EL RUNRÚN

Una vez más, el año se nos ha colado por la puerta trasera con la sensación de no haber agotado su caudal de infinitas posibilidades ni de haber descifrado sus zonas oscuras. Apenas ha habido tiempo para disecar los mejores recuerdos como trofeos de caza, o para congelar las penas en cubiteras de colores. Tal vez se hayan escapado viejos propósitos que nos hicimos doce meses atrás, quién sabe: regresar a Praga, tener un hijo, cambiar de trabajo, adelgazar tres kilos. Otro año será. Las expectativas siguen siendo magníficos puntos suspensivos, minúsculas esferas que representan la aventura de la incertidumbre. Claro que se van acortando, pero incluso tras jubilar un puñado de sueños se produce una chispa sobrenatural propia de la especie superviviente, que se inventa una nueva zanahoria al final de camino y enfila sus pasos con el fin de alcanzarla. Las ilusiones cambian de nombre tras lidiar con las trampas del destino, pero como dicen los gallegos acerca de las meigas, haberlas haylas.

La civilización siempre se ha defendido de la nostalgia con rituales festivos. En los momentos importantes imita el esplendor de las estrellas, la música de los ángeles y la embriaguez de los amantes, aun a costa de montar un simulacro.

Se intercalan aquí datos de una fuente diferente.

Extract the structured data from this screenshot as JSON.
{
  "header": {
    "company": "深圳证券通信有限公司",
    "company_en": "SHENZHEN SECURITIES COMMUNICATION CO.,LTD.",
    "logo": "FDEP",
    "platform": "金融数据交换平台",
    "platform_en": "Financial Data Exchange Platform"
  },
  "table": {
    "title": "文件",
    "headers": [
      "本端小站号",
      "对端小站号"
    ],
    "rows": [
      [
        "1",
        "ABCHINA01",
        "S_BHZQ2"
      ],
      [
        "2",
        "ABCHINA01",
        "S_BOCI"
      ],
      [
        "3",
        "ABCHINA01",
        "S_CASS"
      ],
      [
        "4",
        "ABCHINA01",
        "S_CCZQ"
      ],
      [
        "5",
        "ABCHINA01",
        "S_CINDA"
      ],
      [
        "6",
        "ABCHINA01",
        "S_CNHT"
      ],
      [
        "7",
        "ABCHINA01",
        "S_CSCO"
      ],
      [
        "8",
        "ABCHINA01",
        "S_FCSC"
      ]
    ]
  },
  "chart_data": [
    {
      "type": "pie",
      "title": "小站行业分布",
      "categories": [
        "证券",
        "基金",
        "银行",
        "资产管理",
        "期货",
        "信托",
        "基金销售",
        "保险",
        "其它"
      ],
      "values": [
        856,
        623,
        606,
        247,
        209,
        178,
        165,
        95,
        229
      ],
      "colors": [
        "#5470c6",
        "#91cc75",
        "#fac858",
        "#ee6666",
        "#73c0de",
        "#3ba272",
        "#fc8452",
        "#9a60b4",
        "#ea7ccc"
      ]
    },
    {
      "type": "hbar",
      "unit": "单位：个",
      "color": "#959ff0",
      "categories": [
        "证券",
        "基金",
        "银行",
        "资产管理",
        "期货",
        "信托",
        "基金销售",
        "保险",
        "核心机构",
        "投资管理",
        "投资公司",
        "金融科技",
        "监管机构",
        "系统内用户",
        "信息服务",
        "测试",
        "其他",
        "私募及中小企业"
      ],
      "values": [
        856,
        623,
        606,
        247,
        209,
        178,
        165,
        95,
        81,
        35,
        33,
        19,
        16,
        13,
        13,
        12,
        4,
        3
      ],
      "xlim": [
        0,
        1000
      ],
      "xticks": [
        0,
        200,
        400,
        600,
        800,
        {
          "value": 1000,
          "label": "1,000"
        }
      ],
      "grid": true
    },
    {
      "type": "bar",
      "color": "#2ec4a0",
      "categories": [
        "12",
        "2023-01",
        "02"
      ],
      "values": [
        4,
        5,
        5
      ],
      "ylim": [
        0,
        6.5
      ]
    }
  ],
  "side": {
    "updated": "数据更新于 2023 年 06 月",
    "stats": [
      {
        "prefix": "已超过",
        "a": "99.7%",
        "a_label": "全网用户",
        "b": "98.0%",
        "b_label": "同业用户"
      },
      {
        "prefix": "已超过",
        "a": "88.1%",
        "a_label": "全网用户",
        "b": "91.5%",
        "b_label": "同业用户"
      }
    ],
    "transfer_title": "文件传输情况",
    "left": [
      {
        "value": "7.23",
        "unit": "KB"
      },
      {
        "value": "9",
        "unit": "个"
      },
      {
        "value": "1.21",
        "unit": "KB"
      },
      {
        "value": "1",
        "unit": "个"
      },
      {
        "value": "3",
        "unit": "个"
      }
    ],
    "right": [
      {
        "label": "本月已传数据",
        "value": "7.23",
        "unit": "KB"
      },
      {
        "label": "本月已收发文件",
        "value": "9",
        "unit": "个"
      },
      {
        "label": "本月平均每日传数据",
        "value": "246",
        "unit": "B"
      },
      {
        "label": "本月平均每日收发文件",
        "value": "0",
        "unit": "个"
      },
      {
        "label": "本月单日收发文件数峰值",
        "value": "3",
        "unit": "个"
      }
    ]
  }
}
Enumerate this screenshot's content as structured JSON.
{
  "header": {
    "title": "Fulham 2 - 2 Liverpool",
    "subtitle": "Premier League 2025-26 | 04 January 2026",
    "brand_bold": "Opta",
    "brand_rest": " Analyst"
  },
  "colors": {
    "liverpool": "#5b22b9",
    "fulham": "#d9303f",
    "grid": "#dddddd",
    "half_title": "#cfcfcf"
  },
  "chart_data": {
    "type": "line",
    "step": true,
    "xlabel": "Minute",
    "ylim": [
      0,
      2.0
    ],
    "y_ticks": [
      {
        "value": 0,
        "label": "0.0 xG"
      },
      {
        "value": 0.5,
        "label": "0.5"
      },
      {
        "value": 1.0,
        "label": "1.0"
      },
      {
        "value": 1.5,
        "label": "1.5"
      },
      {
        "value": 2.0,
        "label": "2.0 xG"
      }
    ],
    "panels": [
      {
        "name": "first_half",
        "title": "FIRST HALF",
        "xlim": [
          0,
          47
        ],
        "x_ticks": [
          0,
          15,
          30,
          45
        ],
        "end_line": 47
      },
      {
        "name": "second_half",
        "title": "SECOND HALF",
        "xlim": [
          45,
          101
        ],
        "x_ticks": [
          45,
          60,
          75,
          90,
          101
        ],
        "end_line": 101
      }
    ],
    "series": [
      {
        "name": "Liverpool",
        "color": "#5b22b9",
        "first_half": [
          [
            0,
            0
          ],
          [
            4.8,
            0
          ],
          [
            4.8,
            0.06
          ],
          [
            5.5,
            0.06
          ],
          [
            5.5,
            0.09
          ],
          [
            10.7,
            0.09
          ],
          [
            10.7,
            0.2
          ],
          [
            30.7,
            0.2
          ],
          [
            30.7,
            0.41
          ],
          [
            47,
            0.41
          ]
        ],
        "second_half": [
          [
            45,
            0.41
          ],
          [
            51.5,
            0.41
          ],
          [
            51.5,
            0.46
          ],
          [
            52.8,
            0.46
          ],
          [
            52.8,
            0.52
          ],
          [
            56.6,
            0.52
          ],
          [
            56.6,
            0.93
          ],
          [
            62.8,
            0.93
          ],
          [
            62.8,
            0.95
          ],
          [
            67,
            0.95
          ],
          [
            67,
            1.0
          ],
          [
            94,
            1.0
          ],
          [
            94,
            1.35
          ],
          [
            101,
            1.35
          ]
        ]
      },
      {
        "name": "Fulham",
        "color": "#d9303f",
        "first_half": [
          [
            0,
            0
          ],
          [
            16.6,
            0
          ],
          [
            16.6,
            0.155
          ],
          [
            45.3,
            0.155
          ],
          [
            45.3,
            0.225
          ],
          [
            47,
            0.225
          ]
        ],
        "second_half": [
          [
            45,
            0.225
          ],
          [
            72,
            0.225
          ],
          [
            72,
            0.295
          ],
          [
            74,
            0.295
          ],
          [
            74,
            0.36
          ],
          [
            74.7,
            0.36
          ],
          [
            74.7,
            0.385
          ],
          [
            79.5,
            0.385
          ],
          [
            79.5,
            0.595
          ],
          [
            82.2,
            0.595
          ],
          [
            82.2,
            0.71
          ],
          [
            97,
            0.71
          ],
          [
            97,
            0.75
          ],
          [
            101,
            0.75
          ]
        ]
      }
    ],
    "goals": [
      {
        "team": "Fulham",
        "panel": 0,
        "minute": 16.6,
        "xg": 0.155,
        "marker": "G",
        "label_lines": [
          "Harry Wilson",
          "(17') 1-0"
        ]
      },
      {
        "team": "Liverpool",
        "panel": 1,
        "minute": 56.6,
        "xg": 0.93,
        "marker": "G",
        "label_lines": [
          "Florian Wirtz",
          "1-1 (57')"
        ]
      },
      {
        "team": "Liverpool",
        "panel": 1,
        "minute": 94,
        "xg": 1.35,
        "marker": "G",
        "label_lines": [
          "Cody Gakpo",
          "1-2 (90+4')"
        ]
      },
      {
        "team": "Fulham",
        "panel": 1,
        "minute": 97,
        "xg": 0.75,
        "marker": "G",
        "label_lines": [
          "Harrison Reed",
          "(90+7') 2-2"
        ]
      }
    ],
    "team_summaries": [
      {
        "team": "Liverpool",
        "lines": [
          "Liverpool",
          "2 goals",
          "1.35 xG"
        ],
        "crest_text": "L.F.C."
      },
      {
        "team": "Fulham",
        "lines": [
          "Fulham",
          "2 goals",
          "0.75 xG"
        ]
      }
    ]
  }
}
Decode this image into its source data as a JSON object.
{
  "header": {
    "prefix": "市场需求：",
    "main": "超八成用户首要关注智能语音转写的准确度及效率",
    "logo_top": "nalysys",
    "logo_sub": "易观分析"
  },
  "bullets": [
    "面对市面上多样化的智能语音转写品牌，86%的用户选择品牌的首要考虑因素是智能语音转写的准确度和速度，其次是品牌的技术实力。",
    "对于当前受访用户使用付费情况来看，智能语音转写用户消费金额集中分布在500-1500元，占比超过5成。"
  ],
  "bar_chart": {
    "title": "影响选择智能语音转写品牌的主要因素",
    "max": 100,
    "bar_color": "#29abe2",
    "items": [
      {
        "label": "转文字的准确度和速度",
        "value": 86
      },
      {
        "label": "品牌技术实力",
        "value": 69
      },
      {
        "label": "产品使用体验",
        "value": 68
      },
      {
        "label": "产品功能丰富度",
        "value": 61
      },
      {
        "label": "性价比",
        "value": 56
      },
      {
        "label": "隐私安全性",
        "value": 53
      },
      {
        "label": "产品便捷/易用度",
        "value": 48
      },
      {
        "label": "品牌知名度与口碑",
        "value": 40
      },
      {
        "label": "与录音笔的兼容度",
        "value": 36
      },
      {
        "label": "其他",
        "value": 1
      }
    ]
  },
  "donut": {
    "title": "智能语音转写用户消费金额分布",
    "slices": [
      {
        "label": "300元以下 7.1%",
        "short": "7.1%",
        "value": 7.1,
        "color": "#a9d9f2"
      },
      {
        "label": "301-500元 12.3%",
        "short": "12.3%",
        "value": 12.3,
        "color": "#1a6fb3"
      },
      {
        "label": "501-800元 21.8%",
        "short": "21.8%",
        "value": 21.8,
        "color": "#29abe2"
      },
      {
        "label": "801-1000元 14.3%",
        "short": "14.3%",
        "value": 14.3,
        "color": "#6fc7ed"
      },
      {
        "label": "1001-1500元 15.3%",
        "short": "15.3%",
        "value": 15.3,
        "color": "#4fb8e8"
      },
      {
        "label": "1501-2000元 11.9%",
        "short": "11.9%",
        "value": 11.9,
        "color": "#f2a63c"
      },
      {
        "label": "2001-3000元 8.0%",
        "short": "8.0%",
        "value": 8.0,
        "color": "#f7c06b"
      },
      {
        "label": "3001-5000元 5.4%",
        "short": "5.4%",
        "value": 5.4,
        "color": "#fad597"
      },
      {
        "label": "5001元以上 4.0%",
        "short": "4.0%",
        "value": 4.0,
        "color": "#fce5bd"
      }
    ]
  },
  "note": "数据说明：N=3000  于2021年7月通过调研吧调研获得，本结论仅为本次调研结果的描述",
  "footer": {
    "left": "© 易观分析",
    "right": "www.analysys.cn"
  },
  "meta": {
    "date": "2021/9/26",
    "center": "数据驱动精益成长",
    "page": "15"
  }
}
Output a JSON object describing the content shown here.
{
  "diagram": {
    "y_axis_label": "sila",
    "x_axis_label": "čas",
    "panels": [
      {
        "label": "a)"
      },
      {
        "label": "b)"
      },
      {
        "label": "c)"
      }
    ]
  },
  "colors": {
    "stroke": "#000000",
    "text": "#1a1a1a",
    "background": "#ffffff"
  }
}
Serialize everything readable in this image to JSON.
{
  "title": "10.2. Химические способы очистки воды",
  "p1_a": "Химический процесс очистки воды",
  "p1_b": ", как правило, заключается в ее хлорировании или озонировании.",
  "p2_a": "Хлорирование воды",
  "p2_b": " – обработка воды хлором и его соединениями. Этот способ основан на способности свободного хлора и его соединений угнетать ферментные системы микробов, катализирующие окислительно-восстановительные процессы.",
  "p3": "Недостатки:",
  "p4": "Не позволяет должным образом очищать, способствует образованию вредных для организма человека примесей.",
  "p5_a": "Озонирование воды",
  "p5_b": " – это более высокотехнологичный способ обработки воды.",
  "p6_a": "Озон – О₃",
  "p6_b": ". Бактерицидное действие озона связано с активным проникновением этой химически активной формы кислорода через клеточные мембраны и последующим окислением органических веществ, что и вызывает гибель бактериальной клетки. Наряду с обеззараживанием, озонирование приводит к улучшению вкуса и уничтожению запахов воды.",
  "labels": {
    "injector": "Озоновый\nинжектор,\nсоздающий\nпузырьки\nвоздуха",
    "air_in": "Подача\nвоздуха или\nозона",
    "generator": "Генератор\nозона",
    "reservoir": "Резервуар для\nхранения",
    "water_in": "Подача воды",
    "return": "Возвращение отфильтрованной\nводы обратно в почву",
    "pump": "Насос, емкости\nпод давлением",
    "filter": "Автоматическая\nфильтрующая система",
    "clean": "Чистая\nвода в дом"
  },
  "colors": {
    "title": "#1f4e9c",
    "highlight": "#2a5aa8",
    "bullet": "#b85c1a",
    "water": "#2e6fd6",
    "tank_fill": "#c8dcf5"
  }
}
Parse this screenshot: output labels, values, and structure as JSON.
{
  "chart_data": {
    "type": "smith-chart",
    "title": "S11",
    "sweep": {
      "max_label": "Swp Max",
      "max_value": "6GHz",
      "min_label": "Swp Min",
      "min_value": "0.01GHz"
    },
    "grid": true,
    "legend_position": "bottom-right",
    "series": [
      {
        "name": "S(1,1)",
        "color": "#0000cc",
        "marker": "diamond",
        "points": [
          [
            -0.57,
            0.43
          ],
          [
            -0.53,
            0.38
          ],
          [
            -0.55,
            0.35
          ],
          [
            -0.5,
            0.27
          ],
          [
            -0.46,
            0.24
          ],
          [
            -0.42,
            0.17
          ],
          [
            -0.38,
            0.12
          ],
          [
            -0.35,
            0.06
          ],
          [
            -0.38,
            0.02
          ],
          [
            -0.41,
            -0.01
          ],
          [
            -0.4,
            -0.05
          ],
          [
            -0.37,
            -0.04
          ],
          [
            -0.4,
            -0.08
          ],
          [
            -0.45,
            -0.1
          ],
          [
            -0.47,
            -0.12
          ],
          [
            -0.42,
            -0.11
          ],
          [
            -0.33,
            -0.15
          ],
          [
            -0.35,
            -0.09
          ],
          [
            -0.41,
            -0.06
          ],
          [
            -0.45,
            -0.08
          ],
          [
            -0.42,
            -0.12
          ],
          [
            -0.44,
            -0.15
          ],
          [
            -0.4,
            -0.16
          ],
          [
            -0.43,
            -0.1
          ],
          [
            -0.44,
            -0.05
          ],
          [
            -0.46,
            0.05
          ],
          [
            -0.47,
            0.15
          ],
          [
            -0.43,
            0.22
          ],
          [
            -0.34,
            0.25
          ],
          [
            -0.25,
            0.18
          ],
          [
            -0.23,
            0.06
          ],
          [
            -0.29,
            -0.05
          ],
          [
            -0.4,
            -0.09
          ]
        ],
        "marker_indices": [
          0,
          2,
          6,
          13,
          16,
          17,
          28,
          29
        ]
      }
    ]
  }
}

Sus espectáculos colectivos, como reunirse ante una mesa y atragantarse con doce uvas, resultan una suerte de coraza para acompañarse. El fuego y la jarana, los petardos y los acordeones, las cometas y los globos al aire. El lenguaje de la celebración está cosido de ritos que conmueven por su ingenua poesía. Soplar velas, cortar tartas o alzar las copas, regalar puros o llevar lencería roja para festejar el paso del tiempo, el reino de los vivos. Incluso aquellos que se sitúan muy lejos del cotillón y del espantasuegras me han confesado que sienten pasar de cerca la caricia invisible de la emoción cada vez que estrenan año.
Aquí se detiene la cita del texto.